New Delhi, April 27 (IANS) India’s passenger vehicle (PV) wholesale volumes rose 16 per cent year‑on‑year (YoY) to 4.4 lakh units in March 2026 and improved 6 per cent sequentially, as original equipment manufacturers (OEMs) continued steady production to cater to the robust domestic demand, a report said on Monday.
The automobile wholesale volume is projected to grow 4–6 per cent in FY27, as demand is supported by GST rate cuts and new model launches, the report from ICRA said. The growth of 8.6 per cent in FY2026 has been partly offset by the elevated base of FY2026 and the weak monsoon outlook.
Retail sales recorded a strong YoY growth of 21 per cent year‑on‑year in March, supported by the steady traction of new model launches and the sustained positive impact of the revised Goods and Services Tax (GST) rates.
Wholesale volumes declined by 0.2 per cent in H1 FY2026 while it rose considerably by 17 per cent in H2 FY2026, following the change in GST rates. Retail volumes also expanded by 11 per cent to an all-time high of 4.6 million units.
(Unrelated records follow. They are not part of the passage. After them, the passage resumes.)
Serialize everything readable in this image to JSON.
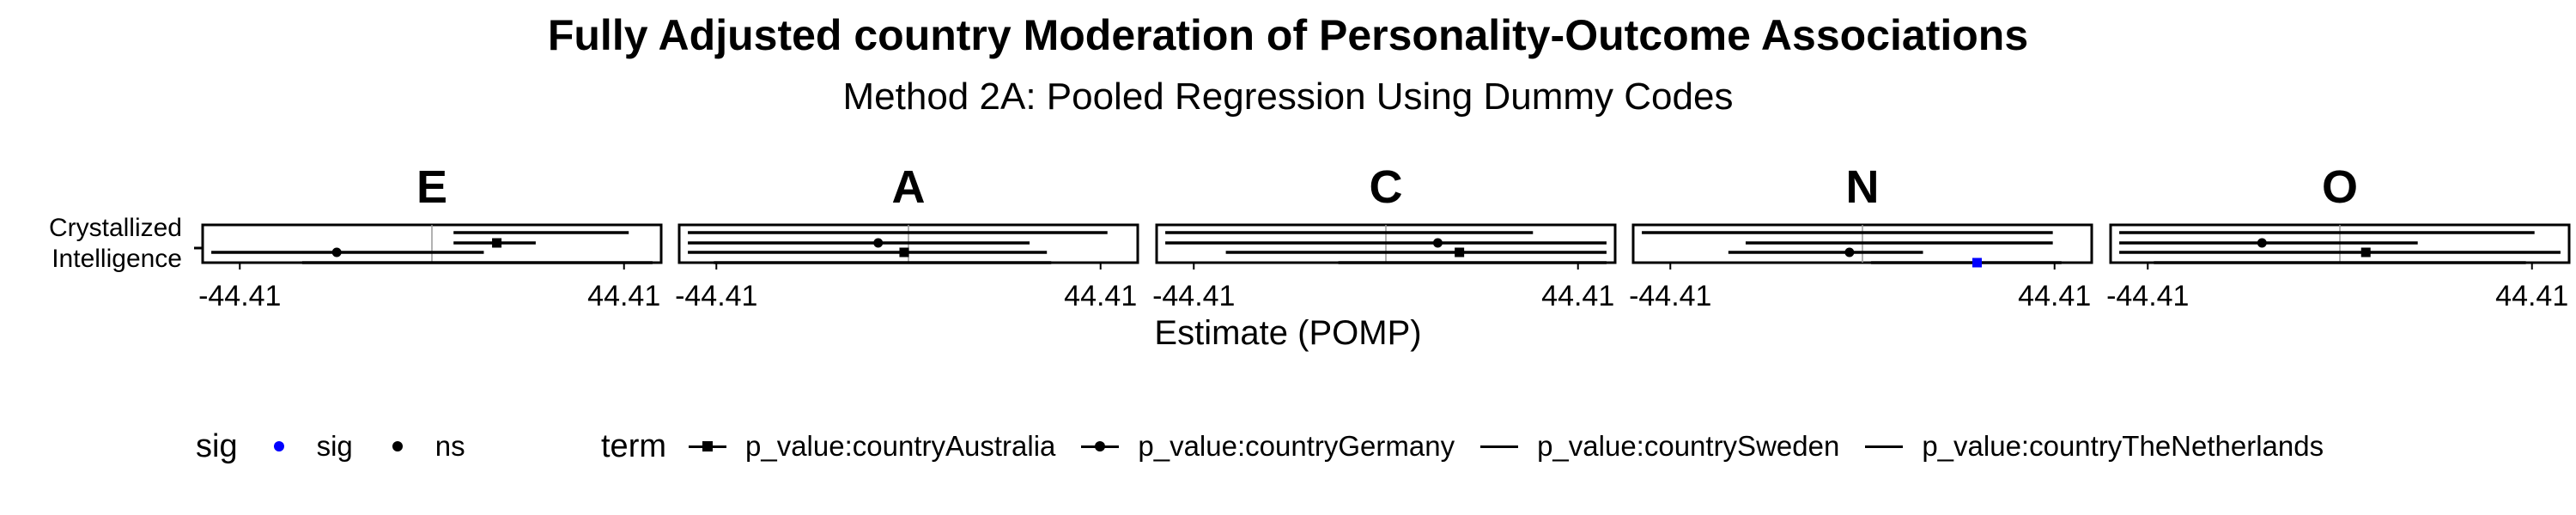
{
  "title": "Fully Adjusted country Moderation of Personality-Outcome Associations",
  "subtitle": "Method 2A: Pooled Regression Using Dummy Codes",
  "xlabel": "Estimate (POMP)",
  "ylabel_lines": [
    "Crystallized",
    "Intelligence"
  ],
  "colors": {
    "sig": "#0000ff",
    "ns": "#000000",
    "grid": "#999999",
    "frame": "#000000"
  },
  "legend": {
    "sig": {
      "title": "sig",
      "items": [
        {
          "label": "sig",
          "color": "#0000ff"
        },
        {
          "label": "ns",
          "color": "#000000"
        }
      ]
    },
    "term": {
      "title": "term",
      "items": [
        {
          "label": "p_value:countryAustralia",
          "shape": "square"
        },
        {
          "label": "p_value:countryGermany",
          "shape": "circle"
        },
        {
          "label": "p_value:countrySweden",
          "shape": "none"
        },
        {
          "label": "p_value:countryTheNetherlands",
          "shape": "none"
        }
      ]
    }
  },
  "chart_data": {
    "type": "scatter",
    "xlim": [
      -53,
      53
    ],
    "x_ticks": [
      -44.41,
      44.41
    ],
    "x_tick_labels": [
      "-44.41",
      "44.41"
    ],
    "y_categories": [
      "Crystallized Intelligence"
    ],
    "grid": false,
    "vline_at": 0,
    "legend_placement": "bottom",
    "panels": [
      {
        "label": "E",
        "rows": [
          {
            "term": "p_value:countrySweden",
            "estimate": null,
            "lo": 5,
            "hi": 45.5,
            "sig": "ns"
          },
          {
            "term": "p_value:countryAustralia",
            "estimate": 15,
            "lo": 5,
            "hi": 24,
            "sig": "ns"
          },
          {
            "term": "p_value:countryGermany",
            "estimate": -22,
            "lo": -51,
            "hi": 12,
            "sig": "ns"
          },
          {
            "term": "p_value:countryTheNetherlands",
            "estimate": null,
            "lo": -30,
            "hi": 51,
            "sig": "ns"
          }
        ]
      },
      {
        "label": "A",
        "rows": [
          {
            "term": "p_value:countrySweden",
            "estimate": null,
            "lo": -51,
            "hi": 46,
            "sig": "ns"
          },
          {
            "term": "p_value:countryGermany",
            "estimate": -7,
            "lo": -51,
            "hi": 28,
            "sig": "ns"
          },
          {
            "term": "p_value:countryAustralia",
            "estimate": -1,
            "lo": -51,
            "hi": 32,
            "sig": "ns"
          },
          {
            "term": "p_value:countryTheNetherlands",
            "estimate": null,
            "lo": -45,
            "hi": 33,
            "sig": "ns"
          }
        ]
      },
      {
        "label": "C",
        "rows": [
          {
            "term": "p_value:countrySweden",
            "estimate": null,
            "lo": -51,
            "hi": 34,
            "sig": "ns"
          },
          {
            "term": "p_value:countryGermany",
            "estimate": 12,
            "lo": -51,
            "hi": 51,
            "sig": "ns"
          },
          {
            "term": "p_value:countryAustralia",
            "estimate": 17,
            "lo": -37,
            "hi": 51,
            "sig": "ns"
          },
          {
            "term": "p_value:countryTheNetherlands",
            "estimate": null,
            "lo": -11,
            "hi": 51,
            "sig": "ns"
          }
        ]
      },
      {
        "label": "N",
        "rows": [
          {
            "term": "p_value:countrySweden",
            "estimate": null,
            "lo": -51,
            "hi": 44,
            "sig": "ns"
          },
          {
            "term": "p_value:countryTheNetherlands",
            "estimate": null,
            "lo": -27,
            "hi": 44,
            "sig": "ns"
          },
          {
            "term": "p_value:countryGermany",
            "estimate": -3,
            "lo": -31,
            "hi": 14,
            "sig": "ns"
          },
          {
            "term": "p_value:countryAustralia",
            "estimate": 26.5,
            "lo": 2,
            "hi": 46,
            "sig": "sig"
          }
        ]
      },
      {
        "label": "O",
        "rows": [
          {
            "term": "p_value:countrySweden",
            "estimate": null,
            "lo": -51,
            "hi": 45,
            "sig": "ns"
          },
          {
            "term": "p_value:countryGermany",
            "estimate": -18,
            "lo": -51,
            "hi": 18,
            "sig": "ns"
          },
          {
            "term": "p_value:countryAustralia",
            "estimate": 6,
            "lo": -51,
            "hi": 51,
            "sig": "ns"
          },
          {
            "term": "p_value:countryTheNetherlands",
            "estimate": null,
            "lo": -43,
            "hi": 43,
            "sig": "ns"
          }
        ]
      }
    ]
  }
}
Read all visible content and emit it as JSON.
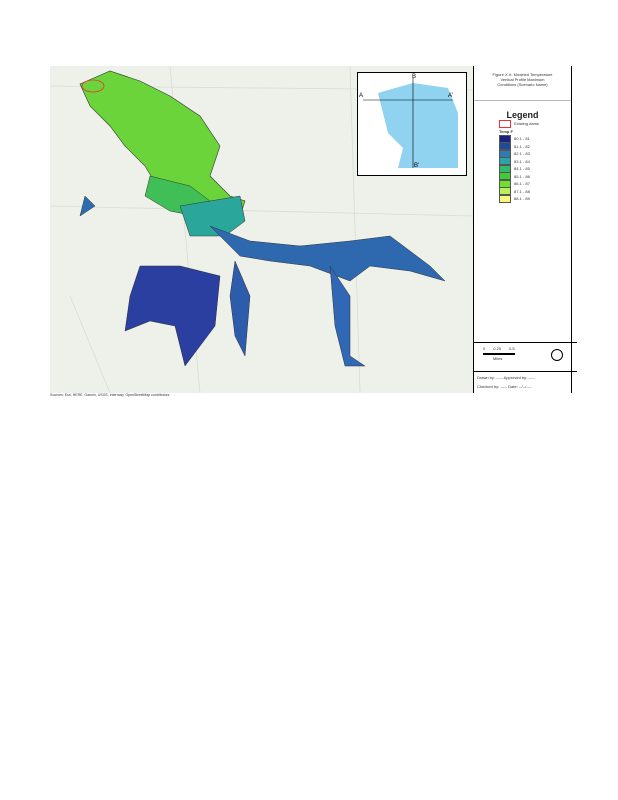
{
  "figure": {
    "title_lines": [
      "Figure X.X: Modeled Temperature",
      "Vertical Profile Maximum",
      "Conditions (Scenario Name)"
    ],
    "legend": {
      "heading": "Legend",
      "dam_label": "Existing dams",
      "temp_label": "Temp F",
      "classes": [
        {
          "label": "80.1 - 81",
          "color": "#1a237e"
        },
        {
          "label": "81.1 - 82",
          "color": "#1f4a9a"
        },
        {
          "label": "82.1 - 83",
          "color": "#2d7bb0"
        },
        {
          "label": "83.1 - 84",
          "color": "#2ba3a8"
        },
        {
          "label": "84.1 - 85",
          "color": "#35b86a"
        },
        {
          "label": "85.1 - 86",
          "color": "#3fcc3a"
        },
        {
          "label": "86.1 - 87",
          "color": "#6fe02c"
        },
        {
          "label": "87.1 - 88",
          "color": "#b6ef5a"
        },
        {
          "label": "88.1 - 89",
          "color": "#fbf57a"
        }
      ]
    },
    "scale": {
      "ticks": [
        "0",
        "0.25",
        "0.5"
      ],
      "unit": "Miles"
    },
    "footer": [
      "Drawn by: ----- Approved by: -----",
      "Checked by: ----- Date: --/--/----"
    ],
    "inset": {
      "labels": [
        "A",
        "B",
        "A'",
        "B'"
      ]
    },
    "credit": "Sources: Esri, HERE, Garmin, USGS, Intermap, OpenStreetMap contributors"
  }
}
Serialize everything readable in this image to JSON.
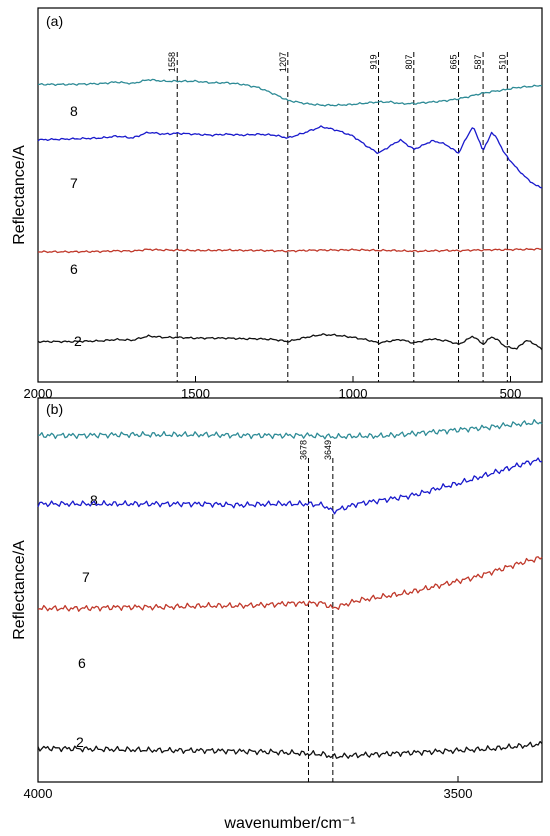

The report cited the Federation of Automobile Dealers Association (FADA) data that inventory levels fell to about 28 days by March 2026 from 52–53 days at the end of March 2025 and 60 days in September 2025, aided by stronger retail offtake.
Utility vehicles (UVs) accounted for 68 per cent of the overall passenger vehicle (PV) volumes in FY26. While UVs continue to drive most of the volumes, volumes in the mini, compact and super-compact segments have recovered slightly after the GST rate cuts.
The UV segment is likely to remain the key volume driver, though demand for passenger cars is also expected to go up.
Export volumes rose by a healthy 18 per cent in FY2026, albeit on a relatively moderate base. The growth indicates the increasing supply push from Indian OEMs, the report noted.